The camp was billed as a stress-free, nonjudgmental zone, in which kids could feel free to be creative in an open, positive environment.
Camp days were broken off into special sessions with professional writers. Elysha O’Brien led a workshop on fantasy writing, Sue Weaver talked about nature and poetry writing and Chautauqua Theater Company playwright Colin McKenna taught a segment on playwriting called “The World is a Text.”
Kathleen Jones, a Master of Fine Arts candidate in poetry writing at the University of North Carolina Wilmington, traveled to Chautauqua for the first time this season; she worked as an intern for the program. Jones helped the kids from one writing activity to the next, and she also facilitated free time for the students to polish their writing and choose pieces for the week’s final product: a journal of the students’ work.
Jones will return to UNC Wilmington and design the journal in the university’s publishing lab, and the participants should have the final product in their hands within the next month.
Jones, who worked with kids before returning to school for her graduate degree, said she was not surprised by the quality of work they were producing.
“A lot of them can definitely write pretty quickly,” Jones said. “It’s only the middle of the second day, and a lot of them have been taking their ideas very seriously and fleshing them out.”
Twelve-year-old Katherine Schultze, who lives year-round in Chautauqua, relished the opportunity to attend the camp, lamenting the little time in school devoted to writing. Her favorite genre is fantasy.
“It intrigues me more, because you can make up anything,” Schultze said. “The one I’m writing now, it’s about a girl named Clara. … I haven’t finished it yet, but she has a bracelet, and they get trapped in this magical world, and so her bracelet will help her find her way out.”
Tessa Juliano is a 14-year-old from Pittsburgh who has been coming to the Institution since she was born. She has started writing four or five books, but she has not yet finished one. Her latest work finds the heroine escaping a terrible fire that has incinerated her entire town and is spreading throughout the country.
Twelve-year-old Vivian Hunt, from Buffalo, N.Y., also tends to prefer fantasy writing. This is Hunt’s first summer in Chautauqua, and while she took a cooking class a few weeks ago, she said the writing camp has been her favorite part of her summer thus far. After all, Hunt wants to be a novelist.

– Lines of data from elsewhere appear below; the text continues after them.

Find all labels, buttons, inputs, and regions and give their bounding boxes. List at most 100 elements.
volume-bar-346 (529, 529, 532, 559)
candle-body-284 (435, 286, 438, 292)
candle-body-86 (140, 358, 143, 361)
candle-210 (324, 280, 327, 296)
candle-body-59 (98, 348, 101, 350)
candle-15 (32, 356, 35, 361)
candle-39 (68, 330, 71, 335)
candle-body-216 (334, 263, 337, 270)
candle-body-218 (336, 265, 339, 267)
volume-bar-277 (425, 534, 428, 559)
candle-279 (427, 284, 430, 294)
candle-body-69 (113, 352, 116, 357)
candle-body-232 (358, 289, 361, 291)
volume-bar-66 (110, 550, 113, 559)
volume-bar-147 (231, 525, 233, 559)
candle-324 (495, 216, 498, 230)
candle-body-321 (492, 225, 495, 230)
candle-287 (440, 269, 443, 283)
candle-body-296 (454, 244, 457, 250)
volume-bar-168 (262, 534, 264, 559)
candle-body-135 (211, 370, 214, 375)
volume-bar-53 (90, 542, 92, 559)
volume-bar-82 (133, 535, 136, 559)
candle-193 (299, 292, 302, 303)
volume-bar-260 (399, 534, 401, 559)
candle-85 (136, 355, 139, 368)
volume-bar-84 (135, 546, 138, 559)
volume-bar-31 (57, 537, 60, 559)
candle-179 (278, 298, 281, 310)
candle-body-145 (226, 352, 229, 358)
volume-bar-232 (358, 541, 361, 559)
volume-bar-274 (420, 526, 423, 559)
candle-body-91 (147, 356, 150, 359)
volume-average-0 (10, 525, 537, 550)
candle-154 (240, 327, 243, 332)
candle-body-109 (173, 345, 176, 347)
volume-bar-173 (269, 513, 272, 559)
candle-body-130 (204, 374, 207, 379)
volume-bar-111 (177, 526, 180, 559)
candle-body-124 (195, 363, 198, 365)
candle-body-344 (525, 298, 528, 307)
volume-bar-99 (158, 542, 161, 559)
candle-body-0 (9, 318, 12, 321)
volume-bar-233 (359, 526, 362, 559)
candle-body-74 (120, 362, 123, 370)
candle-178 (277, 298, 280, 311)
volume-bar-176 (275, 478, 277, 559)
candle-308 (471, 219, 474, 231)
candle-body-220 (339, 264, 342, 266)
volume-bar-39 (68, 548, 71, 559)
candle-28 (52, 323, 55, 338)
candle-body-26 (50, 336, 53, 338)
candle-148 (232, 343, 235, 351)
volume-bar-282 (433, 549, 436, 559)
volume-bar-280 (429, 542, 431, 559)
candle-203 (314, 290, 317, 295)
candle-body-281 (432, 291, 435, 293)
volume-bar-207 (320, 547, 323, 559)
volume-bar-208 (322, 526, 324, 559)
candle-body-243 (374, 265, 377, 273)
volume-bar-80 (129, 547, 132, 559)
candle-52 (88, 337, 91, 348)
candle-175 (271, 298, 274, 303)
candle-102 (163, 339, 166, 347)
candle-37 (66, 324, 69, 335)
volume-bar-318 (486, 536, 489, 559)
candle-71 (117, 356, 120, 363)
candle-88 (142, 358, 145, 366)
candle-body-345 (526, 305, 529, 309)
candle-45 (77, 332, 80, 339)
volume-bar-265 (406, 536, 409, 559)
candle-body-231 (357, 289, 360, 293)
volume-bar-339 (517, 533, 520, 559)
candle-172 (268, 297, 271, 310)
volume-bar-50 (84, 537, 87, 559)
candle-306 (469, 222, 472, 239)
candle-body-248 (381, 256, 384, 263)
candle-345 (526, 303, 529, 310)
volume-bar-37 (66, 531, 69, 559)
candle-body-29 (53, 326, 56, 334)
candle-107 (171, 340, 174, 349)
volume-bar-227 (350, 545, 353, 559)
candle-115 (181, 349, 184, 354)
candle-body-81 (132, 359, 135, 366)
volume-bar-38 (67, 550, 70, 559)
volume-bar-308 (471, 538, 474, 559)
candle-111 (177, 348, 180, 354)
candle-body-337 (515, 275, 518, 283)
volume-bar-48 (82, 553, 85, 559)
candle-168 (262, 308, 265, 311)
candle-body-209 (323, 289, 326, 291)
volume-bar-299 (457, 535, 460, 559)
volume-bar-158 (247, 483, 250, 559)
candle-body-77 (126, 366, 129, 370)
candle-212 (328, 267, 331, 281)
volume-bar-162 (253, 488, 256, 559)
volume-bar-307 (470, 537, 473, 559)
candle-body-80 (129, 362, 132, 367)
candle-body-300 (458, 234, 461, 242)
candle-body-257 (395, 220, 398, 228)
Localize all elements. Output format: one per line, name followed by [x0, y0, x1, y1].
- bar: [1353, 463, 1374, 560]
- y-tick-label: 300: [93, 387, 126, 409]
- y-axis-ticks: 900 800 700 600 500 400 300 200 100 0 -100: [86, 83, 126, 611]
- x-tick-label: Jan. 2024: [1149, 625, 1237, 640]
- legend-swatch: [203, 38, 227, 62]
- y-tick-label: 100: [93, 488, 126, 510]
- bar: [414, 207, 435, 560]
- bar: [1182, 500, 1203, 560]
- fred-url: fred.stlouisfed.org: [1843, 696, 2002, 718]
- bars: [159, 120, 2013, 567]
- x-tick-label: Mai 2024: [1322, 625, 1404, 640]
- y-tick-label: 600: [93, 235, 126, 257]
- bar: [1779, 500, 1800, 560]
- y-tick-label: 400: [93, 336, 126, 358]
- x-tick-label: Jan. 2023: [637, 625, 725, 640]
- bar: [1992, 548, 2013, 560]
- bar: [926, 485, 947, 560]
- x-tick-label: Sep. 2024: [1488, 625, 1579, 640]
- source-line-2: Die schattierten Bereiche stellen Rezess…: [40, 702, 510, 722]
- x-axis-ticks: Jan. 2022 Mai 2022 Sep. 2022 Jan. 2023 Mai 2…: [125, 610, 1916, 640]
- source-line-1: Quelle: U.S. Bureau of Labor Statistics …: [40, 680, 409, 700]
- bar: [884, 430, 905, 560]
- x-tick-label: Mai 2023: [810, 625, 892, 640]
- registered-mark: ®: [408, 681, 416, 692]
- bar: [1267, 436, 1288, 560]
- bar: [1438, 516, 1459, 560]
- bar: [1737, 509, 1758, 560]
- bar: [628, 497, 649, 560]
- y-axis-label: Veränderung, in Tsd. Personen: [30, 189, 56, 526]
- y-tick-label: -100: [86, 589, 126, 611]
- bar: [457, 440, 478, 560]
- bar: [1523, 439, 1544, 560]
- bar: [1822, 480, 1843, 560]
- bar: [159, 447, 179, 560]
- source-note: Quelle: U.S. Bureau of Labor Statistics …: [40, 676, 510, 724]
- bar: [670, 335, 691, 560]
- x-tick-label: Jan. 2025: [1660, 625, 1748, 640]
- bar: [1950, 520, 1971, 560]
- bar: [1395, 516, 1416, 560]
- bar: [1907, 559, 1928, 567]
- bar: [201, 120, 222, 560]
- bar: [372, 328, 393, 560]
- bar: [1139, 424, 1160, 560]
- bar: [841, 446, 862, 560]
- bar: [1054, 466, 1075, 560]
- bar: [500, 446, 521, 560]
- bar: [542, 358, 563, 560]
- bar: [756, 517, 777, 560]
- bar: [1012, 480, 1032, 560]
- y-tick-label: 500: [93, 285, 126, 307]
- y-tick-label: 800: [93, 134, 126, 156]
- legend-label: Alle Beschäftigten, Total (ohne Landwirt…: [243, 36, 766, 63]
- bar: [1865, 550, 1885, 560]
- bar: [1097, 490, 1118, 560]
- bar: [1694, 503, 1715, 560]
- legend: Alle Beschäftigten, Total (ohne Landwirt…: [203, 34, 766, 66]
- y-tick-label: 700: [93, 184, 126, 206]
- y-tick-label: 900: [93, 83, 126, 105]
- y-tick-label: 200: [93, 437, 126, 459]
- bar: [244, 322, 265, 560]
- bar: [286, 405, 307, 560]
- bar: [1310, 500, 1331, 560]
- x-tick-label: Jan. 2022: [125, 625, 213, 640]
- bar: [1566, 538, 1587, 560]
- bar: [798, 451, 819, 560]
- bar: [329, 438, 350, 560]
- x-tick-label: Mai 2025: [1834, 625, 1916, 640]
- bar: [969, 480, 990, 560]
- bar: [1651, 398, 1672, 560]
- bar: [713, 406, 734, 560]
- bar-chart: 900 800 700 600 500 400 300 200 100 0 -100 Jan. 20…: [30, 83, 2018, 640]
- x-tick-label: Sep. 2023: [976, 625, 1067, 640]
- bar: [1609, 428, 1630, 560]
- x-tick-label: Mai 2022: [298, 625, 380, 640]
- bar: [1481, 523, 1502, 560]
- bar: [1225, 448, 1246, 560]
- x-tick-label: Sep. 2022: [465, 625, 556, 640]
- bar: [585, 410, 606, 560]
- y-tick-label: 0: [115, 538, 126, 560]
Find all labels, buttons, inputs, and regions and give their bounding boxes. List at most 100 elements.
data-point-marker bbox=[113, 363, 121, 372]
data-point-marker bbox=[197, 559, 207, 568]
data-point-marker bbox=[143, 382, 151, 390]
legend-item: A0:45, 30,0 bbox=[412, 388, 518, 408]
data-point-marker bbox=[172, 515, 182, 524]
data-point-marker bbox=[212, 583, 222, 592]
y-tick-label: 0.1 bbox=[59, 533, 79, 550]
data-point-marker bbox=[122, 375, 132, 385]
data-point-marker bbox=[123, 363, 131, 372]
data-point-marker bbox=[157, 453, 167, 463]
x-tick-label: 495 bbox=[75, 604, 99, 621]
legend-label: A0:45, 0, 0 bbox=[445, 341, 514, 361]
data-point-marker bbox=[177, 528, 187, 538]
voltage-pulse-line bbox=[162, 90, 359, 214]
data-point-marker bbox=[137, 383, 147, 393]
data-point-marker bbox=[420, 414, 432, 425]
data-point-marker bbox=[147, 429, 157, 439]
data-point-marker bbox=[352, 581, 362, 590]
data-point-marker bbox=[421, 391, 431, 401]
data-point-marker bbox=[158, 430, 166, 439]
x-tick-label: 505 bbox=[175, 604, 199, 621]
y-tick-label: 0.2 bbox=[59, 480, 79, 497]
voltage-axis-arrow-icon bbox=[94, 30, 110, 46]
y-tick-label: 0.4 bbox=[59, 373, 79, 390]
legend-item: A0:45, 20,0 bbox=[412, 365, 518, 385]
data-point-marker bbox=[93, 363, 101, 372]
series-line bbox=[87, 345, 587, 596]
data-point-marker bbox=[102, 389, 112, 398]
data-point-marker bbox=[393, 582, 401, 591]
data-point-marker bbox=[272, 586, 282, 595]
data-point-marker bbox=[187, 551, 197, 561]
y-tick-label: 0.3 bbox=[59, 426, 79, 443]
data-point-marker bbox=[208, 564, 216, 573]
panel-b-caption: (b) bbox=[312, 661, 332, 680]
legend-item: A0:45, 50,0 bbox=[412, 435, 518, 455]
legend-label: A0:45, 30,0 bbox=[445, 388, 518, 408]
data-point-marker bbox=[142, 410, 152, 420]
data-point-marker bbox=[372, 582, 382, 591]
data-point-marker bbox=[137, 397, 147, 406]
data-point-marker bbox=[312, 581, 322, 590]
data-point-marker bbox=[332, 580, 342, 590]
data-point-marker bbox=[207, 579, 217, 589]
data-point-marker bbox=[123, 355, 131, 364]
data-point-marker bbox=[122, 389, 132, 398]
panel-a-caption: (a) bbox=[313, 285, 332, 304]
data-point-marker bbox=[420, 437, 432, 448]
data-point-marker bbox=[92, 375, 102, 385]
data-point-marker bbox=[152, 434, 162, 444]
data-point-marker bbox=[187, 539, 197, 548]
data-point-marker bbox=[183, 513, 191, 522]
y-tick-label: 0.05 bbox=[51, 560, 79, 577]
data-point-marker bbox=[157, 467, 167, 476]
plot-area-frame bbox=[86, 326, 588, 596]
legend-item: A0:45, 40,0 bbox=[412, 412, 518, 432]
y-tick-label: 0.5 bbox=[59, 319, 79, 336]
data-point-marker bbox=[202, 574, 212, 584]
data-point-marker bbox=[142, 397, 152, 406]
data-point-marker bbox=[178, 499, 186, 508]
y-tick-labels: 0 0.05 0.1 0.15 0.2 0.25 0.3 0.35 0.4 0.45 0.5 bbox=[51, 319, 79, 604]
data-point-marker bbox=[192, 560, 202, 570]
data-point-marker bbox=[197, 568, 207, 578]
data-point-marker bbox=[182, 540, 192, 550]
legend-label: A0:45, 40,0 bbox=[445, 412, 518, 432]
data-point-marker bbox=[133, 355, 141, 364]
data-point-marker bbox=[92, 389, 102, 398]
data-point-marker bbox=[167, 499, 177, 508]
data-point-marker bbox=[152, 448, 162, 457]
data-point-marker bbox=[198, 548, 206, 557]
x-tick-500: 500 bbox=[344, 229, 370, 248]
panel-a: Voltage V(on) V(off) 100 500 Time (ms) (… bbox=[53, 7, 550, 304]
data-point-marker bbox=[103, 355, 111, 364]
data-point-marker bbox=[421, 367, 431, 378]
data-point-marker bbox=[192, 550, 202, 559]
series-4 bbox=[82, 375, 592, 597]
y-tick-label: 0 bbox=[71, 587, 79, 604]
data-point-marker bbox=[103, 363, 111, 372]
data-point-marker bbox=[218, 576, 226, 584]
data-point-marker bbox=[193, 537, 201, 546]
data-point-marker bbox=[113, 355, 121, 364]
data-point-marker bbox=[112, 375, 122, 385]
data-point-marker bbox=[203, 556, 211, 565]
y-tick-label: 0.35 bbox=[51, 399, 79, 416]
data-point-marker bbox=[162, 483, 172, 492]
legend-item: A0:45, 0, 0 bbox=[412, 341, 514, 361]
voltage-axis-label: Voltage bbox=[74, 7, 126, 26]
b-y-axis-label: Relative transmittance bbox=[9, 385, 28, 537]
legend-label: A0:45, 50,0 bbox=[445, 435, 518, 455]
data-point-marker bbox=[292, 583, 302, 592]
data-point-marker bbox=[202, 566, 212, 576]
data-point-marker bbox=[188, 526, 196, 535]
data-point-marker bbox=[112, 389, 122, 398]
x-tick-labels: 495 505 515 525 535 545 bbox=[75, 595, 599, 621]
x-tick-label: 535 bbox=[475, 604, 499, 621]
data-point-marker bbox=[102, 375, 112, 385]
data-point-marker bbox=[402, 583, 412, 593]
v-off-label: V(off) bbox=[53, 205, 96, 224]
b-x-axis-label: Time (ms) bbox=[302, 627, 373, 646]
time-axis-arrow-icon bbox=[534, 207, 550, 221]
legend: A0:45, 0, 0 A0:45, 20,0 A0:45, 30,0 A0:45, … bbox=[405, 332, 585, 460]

“In fantasy, you can really explore new things,” Hunt said. “We went to the [South End Ravine] and described what we felt when we were there, what we saw, what we heard. We pretended we’d never seen a baseball before, and we had to describe that.”
David Han, a 14 year old who is also from Pittsburgh, aspires to be a science writer. While the class waited to have photos taken to be put into the journal, Han followed what he surmised to be a jumping spider crawl under the panel of a doorframe.
“I like writing about the experiences of being outside, and what I can observe,” Han said. “I’ve always loved to write realistic fiction or nonfiction.”
Han learned from his mother, a cell biologist, about the rift between what is researched and discovered in the different fields of science and what is reported to the general public.
“There’s kind of a gap of knowledge,” Han said. “I think that there could be a lot more potential in citizen science … if the gap was closed. I think it’s important to have science writers that help the public, kind of like the National Geographic. And I like writing as a way to communicate to people.”